Iraque: uma eleição manchada pela ocupação estrangeira

Um país ocupado pode ter eleições livres e legítimas? Não pode. Mesmo assim, no domingo (dia 7) cerca de 19 milhões de iraquianos foram às urnas (62% do eleitorado) para, sob o tacão da ocupação estrangeira, escolher os 325 deputados que formarão o novo governo do país.

Eles sinalizaram a vontade nacional de criar as condições para pôr um ponto final na ocupação, numa eleição que mostrou a existência de três dimensões importantes na política iraquiana, às vésperas do sétimo aniversário da agressão comandada pelos EUA.

A primeira delas é o indisfarçável cansaço da população com a guerra – população que, aliás, é protagonista da resistência heróica e tenaz que transformou a ocupação no atoleiro político e militar das tropas estrangeiras. “Espero que o novo governo cumpra as promessas feitas pelos candidatos.
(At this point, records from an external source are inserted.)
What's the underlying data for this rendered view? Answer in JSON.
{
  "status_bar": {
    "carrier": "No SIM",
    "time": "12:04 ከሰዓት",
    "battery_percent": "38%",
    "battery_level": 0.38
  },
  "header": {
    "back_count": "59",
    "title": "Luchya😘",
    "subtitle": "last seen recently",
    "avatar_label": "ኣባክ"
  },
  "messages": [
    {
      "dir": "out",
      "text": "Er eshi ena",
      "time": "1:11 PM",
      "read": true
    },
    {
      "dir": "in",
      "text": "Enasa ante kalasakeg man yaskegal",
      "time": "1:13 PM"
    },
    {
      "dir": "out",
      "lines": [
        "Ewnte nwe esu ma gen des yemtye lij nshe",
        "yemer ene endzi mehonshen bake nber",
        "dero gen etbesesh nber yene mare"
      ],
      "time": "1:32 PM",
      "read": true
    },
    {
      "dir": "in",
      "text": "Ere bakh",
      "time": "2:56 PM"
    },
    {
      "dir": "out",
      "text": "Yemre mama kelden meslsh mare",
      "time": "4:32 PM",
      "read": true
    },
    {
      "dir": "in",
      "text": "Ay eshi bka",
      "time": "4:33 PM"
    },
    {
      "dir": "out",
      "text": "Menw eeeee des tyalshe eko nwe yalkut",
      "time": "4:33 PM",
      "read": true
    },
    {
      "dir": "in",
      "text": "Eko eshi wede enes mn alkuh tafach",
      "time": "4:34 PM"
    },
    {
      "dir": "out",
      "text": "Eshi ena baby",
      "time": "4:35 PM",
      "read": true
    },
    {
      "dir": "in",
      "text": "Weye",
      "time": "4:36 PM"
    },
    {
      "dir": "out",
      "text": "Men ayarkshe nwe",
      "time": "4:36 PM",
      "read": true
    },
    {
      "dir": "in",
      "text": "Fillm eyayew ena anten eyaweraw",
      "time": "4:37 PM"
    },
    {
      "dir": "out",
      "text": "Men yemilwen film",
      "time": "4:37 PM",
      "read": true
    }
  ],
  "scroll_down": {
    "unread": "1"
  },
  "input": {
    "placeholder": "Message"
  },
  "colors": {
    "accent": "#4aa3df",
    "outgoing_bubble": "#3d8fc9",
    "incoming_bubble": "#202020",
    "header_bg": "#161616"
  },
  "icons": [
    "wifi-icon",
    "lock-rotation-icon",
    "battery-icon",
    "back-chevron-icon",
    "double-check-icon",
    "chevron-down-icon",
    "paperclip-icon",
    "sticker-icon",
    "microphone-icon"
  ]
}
Queremos segurança e reconstrução”, disse um eleitor, revelando esse cansaço.
Isso não significa que a bandeira da resistência tenha sido baixada; a eleição foi marcada por dezenas de ataques a bombas e mísseis, alcançando inclusive a fortificada Zona Verde de Bagdá, bairro onde se concentram as autoridades da ocupação. O saldo foram 38 mortos e 110 feridos.

O outro aspecto é a forte divisão na sociedade iraquiana, como os resultados eleitorais mostram. Tudo indica que o primeiro ministro Nouri al-Maliki, cuja Aliança para o Estado de Direito venceu em nove províncias xiitas, terá o maior número de votos. Ele enfrenta outros postulantes ao cargo. Um deles é Iyad Allawi, que dirigiu o primeiro governo iraquiano depois da invasão de 2003 (nomeado pelos norte-americanos) e lidera a Iraqiya, um bloco que une todas as correntes religiosas e etnias iraquianas; há também o clérigo xiita Adel Abdel Mahdi, apoiado pelo Conselho Superior Islâmico do Iraque (CSII); outro é Baqer Jaber Solagh, também do CSII; há também nomes como Ahmed Chalabi, colaborador dos EUA na invasão de 2003 e conspirador contra Saddam Hussein; finalmente, Jawad Bolani, que espera ser o candidato do compromisso nesta eleição.

Tudo isso sem contar a minoria curda, entre a qual começa a despontar a disputa entre a União Patriótica do Curdistão (que tradicionalmente domina a politica local) e um novo partido, o Goran (Partido Democrático do Curdistão).

O resultado dessa dispersão será que nenhuma das forças terá representação parlamentar suficiente para formar sozinha o governo, como admite um conselheiro de al-Maliki segundo o qual “vai ser impossível formar um governo sem o apoio dos outros movimentos”. A direção política iraquiana precisará fazer um enorme esforço de composição para acertar diferenças étnicas e religiosas históricas em torno de um programa que cumpra “as promessas feitas pelos candidatos”, como quer o eleitor, e garantir a estabilidade e a retomada da normalidade da vida no país.

Este é o terceiro desafio, cuja solução não depende apenas do governo de Bagdá, mas de outro, situado há milhares quilômetros de distância. Os norte-americanos têm insistido na tese de que a retirada de suas tropas depende da retomada da normalidade, e que a eleição faz parte fundamental disso.

Essa imposição joga uma sombra de ilegitimidade sobre a eleição e mesmo sobre qualquer governo que se constitua nestas condições. Ao contrário do que pensa o governo de Washington, a precondição para a normalidade e a legitimidade institucional é a retirada imediata de todas as tropas de ocupação e a volta para casa de cada um dos quase 100 mil soldados norte-americanos. Neste particular, os sinais emitidos por Barack Obama são desoladores ao jogar no lixo a esperança de uma retirada breve e acenar com a perspectiva de manutenção do acordo feito entre o governo Bush e Bagdá em dezembro de 2008, que marcou a volta dos soldados para o final de 2011.